Most likely he was born in Padua. Little is known about his life, but he is recorded as being music teacher for the choirboys at the cathedral in Padua in 1305 and 1306, and he left Padua in 1308 to work in other cities in the Veneto and the Romagna. His two major treatises seem to have been written between 1317 and 1319, shortly before Philippe de Vitry produced his Ars nova (c. 1322), which gave its name to the music of the age. Marchetto indicated in the treatises themselves that he wrote them at Cesena and Verona. There are no other reliable records of his life, although his fame was evidently widespread, and his work became hugely influential later in the 14th century.

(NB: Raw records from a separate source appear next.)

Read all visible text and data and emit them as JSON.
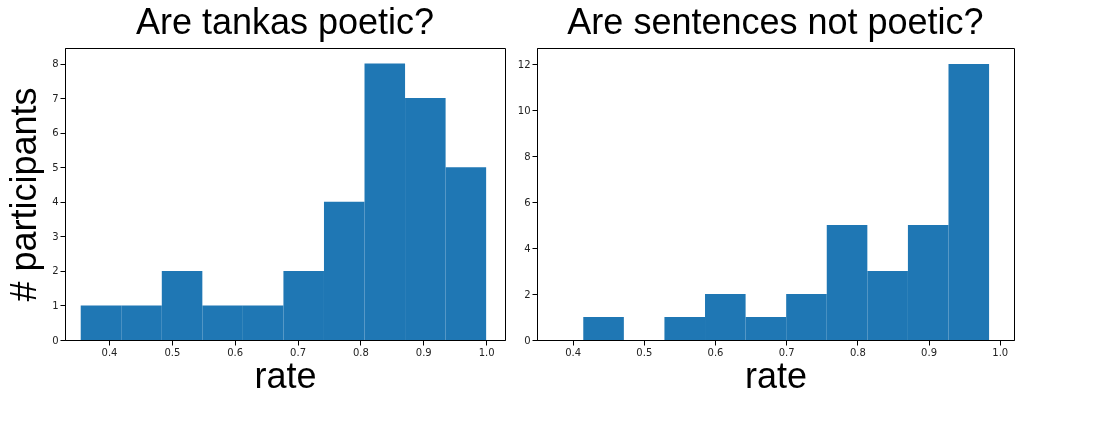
{
  "chart_data": [
    {
      "type": "histogram",
      "title": "Are tankas poetic?",
      "xlabel": "rate",
      "ylabel": "# participants",
      "color": "#1f77b4",
      "bins": [
        0.355,
        0.4195,
        0.484,
        0.5485,
        0.613,
        0.6775,
        0.742,
        0.8065,
        0.871,
        0.9355,
        1.0
      ],
      "values": [
        1,
        1,
        2,
        1,
        1,
        2,
        4,
        8,
        7,
        5
      ],
      "xlim": [
        0.33,
        1.03
      ],
      "xticks": [
        0.4,
        0.5,
        0.6,
        0.7,
        0.8,
        0.9,
        {
          "value": 1,
          "label": "1.0"
        }
      ],
      "ylim": [
        0,
        8.45
      ],
      "yticks": [
        0,
        1,
        2,
        3,
        4,
        5,
        6,
        7,
        8
      ],
      "grid": false
    },
    {
      "type": "histogram",
      "title": "Are sentences not poetic?",
      "xlabel": "rate",
      "color": "#1f77b4",
      "bins": [
        0.415,
        0.472,
        0.529,
        0.586,
        0.643,
        0.7,
        0.757,
        0.814,
        0.871,
        0.928,
        0.985
      ],
      "values": [
        1,
        0,
        1,
        2,
        1,
        2,
        5,
        3,
        5,
        12
      ],
      "xlim": [
        0.35,
        1.02
      ],
      "xticks": [
        0.4,
        0.5,
        0.6,
        0.7,
        0.8,
        0.9,
        {
          "value": 1,
          "label": "1.0"
        }
      ],
      "ylim": [
        0,
        12.7
      ],
      "yticks": [
        0,
        2,
        4,
        6,
        8,
        10,
        12
      ],
      "grid": false
    }
  ]
}
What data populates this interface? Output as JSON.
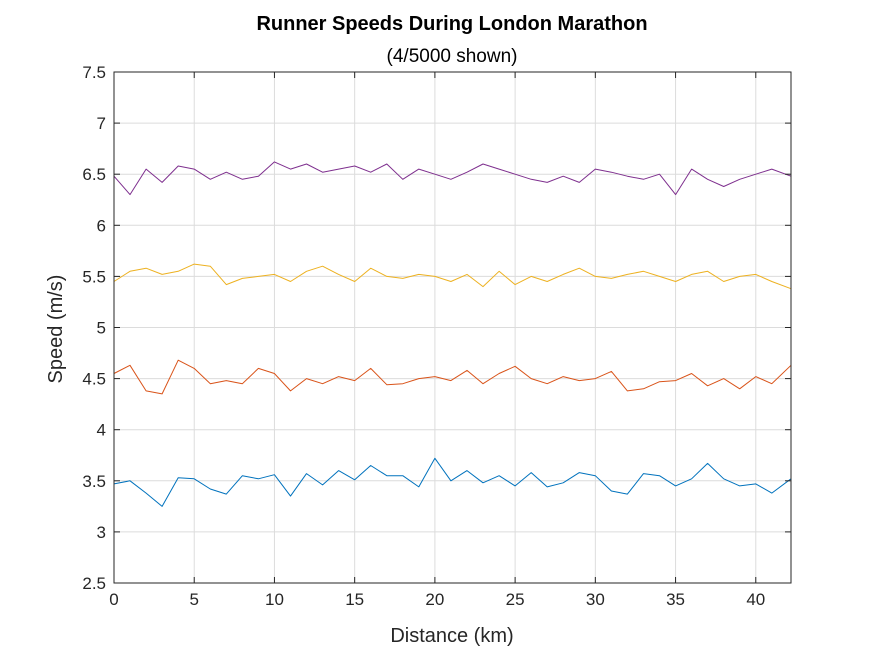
{
  "chart_data": {
    "type": "line",
    "title": "Runner Speeds During London Marathon",
    "subtitle": "(4/5000 shown)",
    "xlabel": "Distance (km)",
    "ylabel": "Speed (m/s)",
    "xlim": [
      0,
      42.195
    ],
    "ylim": [
      2.5,
      7.5
    ],
    "xticks": [
      0,
      5,
      10,
      15,
      20,
      25,
      30,
      35,
      40
    ],
    "yticks": [
      2.5,
      3,
      3.5,
      4,
      4.5,
      5,
      5.5,
      6,
      6.5,
      7,
      7.5
    ],
    "xtick_labels": [
      "0",
      "5",
      "10",
      "15",
      "20",
      "25",
      "30",
      "35",
      "40"
    ],
    "ytick_labels": [
      "2.5",
      "3",
      "3.5",
      "4",
      "4.5",
      "5",
      "5.5",
      "6",
      "6.5",
      "7",
      "7.5"
    ],
    "grid": true,
    "legend": "none",
    "series": [
      {
        "color": "#0072BD",
        "x": [
          0,
          1,
          2,
          3,
          4,
          5,
          6,
          7,
          8,
          9,
          10,
          11,
          12,
          13,
          14,
          15,
          16,
          17,
          18,
          19,
          20,
          21,
          22,
          23,
          24,
          25,
          26,
          27,
          28,
          29,
          30,
          31,
          32,
          33,
          34,
          35,
          36,
          37,
          38,
          39,
          40,
          41,
          42.195
        ],
        "y": [
          3.47,
          3.5,
          3.38,
          3.25,
          3.53,
          3.52,
          3.42,
          3.37,
          3.55,
          3.52,
          3.56,
          3.35,
          3.57,
          3.46,
          3.6,
          3.51,
          3.65,
          3.55,
          3.55,
          3.44,
          3.72,
          3.5,
          3.6,
          3.48,
          3.55,
          3.45,
          3.58,
          3.44,
          3.48,
          3.58,
          3.55,
          3.4,
          3.37,
          3.57,
          3.55,
          3.45,
          3.52,
          3.67,
          3.52,
          3.45,
          3.47,
          3.38,
          3.52
        ]
      },
      {
        "color": "#D95319",
        "x": [
          0,
          1,
          2,
          3,
          4,
          5,
          6,
          7,
          8,
          9,
          10,
          11,
          12,
          13,
          14,
          15,
          16,
          17,
          18,
          19,
          20,
          21,
          22,
          23,
          24,
          25,
          26,
          27,
          28,
          29,
          30,
          31,
          32,
          33,
          34,
          35,
          36,
          37,
          38,
          39,
          40,
          41,
          42.195
        ],
        "y": [
          4.55,
          4.63,
          4.38,
          4.35,
          4.68,
          4.6,
          4.45,
          4.48,
          4.45,
          4.6,
          4.55,
          4.38,
          4.5,
          4.45,
          4.52,
          4.48,
          4.6,
          4.44,
          4.45,
          4.5,
          4.52,
          4.48,
          4.58,
          4.45,
          4.55,
          4.62,
          4.5,
          4.45,
          4.52,
          4.48,
          4.5,
          4.57,
          4.38,
          4.4,
          4.47,
          4.48,
          4.55,
          4.43,
          4.5,
          4.4,
          4.52,
          4.45,
          4.63
        ]
      },
      {
        "color": "#EDB120",
        "x": [
          0,
          1,
          2,
          3,
          4,
          5,
          6,
          7,
          8,
          9,
          10,
          11,
          12,
          13,
          14,
          15,
          16,
          17,
          18,
          19,
          20,
          21,
          22,
          23,
          24,
          25,
          26,
          27,
          28,
          29,
          30,
          31,
          32,
          33,
          34,
          35,
          36,
          37,
          38,
          39,
          40,
          41,
          42.195
        ],
        "y": [
          5.45,
          5.55,
          5.58,
          5.52,
          5.55,
          5.62,
          5.6,
          5.42,
          5.48,
          5.5,
          5.52,
          5.45,
          5.55,
          5.6,
          5.52,
          5.45,
          5.58,
          5.5,
          5.48,
          5.52,
          5.5,
          5.45,
          5.52,
          5.4,
          5.55,
          5.42,
          5.5,
          5.45,
          5.52,
          5.58,
          5.5,
          5.48,
          5.52,
          5.55,
          5.5,
          5.45,
          5.52,
          5.55,
          5.45,
          5.5,
          5.52,
          5.45,
          5.38
        ]
      },
      {
        "color": "#7E2F8E",
        "x": [
          0,
          1,
          2,
          3,
          4,
          5,
          6,
          7,
          8,
          9,
          10,
          11,
          12,
          13,
          14,
          15,
          16,
          17,
          18,
          19,
          20,
          21,
          22,
          23,
          24,
          25,
          26,
          27,
          28,
          29,
          30,
          31,
          32,
          33,
          34,
          35,
          36,
          37,
          38,
          39,
          40,
          41,
          42.195
        ],
        "y": [
          6.48,
          6.3,
          6.55,
          6.42,
          6.58,
          6.55,
          6.45,
          6.52,
          6.45,
          6.48,
          6.62,
          6.55,
          6.6,
          6.52,
          6.55,
          6.58,
          6.52,
          6.6,
          6.45,
          6.55,
          6.5,
          6.45,
          6.52,
          6.6,
          6.55,
          6.5,
          6.45,
          6.42,
          6.48,
          6.42,
          6.55,
          6.52,
          6.48,
          6.45,
          6.5,
          6.3,
          6.55,
          6.45,
          6.38,
          6.45,
          6.5,
          6.55,
          6.48
        ]
      }
    ]
  }
}
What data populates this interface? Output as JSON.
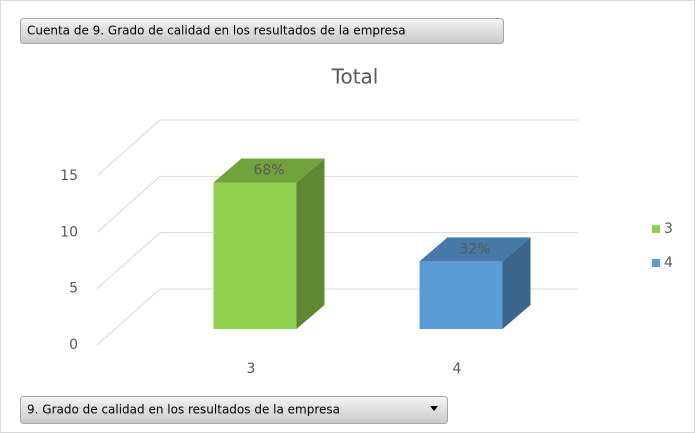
{
  "chart_data": {
    "type": "bar3d",
    "title": "Total",
    "filter_button": "Cuenta de 9.  Grado de calidad en los resultados de la empresa",
    "axis_button": "9.  Grado de calidad en los resultados de la empresa",
    "categories": [
      "3",
      "4"
    ],
    "series": [
      {
        "name": "3",
        "color": "#92d050",
        "values": [
          13,
          null
        ]
      },
      {
        "name": "4",
        "color": "#5b9bd5",
        "values": [
          null,
          6
        ]
      }
    ],
    "percentages": [
      68,
      32
    ],
    "percentage_labels": [
      "68%",
      "32%"
    ],
    "ylim": [
      0,
      15
    ],
    "yticks": [
      0,
      5,
      10,
      15
    ],
    "grid": true,
    "legend": "right"
  }
}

Only three motets have been reliably attributed to Marchetto, one of them due to his name appearing as an acrostic in the text for one of the parts (Ave regina celorum/Mater innocencie). Based on another acrostic in the same motet, it seems it was composed for the dedication of the Scrovegni Chapel (also known as the Arena Chapel) in Padua on March 25, 1305.

Marchetto published two major treatises, the Lucidarium in arte musice plane (probably in 1317–1318), and the Pomerium in arte musice mensurate (probably 1318). He also published an abridged version of the Pomerium as the Brevis compilatio, though the date of this is not known. He stated in the Pomerium that he wrote it while staying at the house of Raynaldus de Cintis in Cesena, who was lord of the city from 1321 to 1326, however most scholars believe that the Pomerium was written in 1318.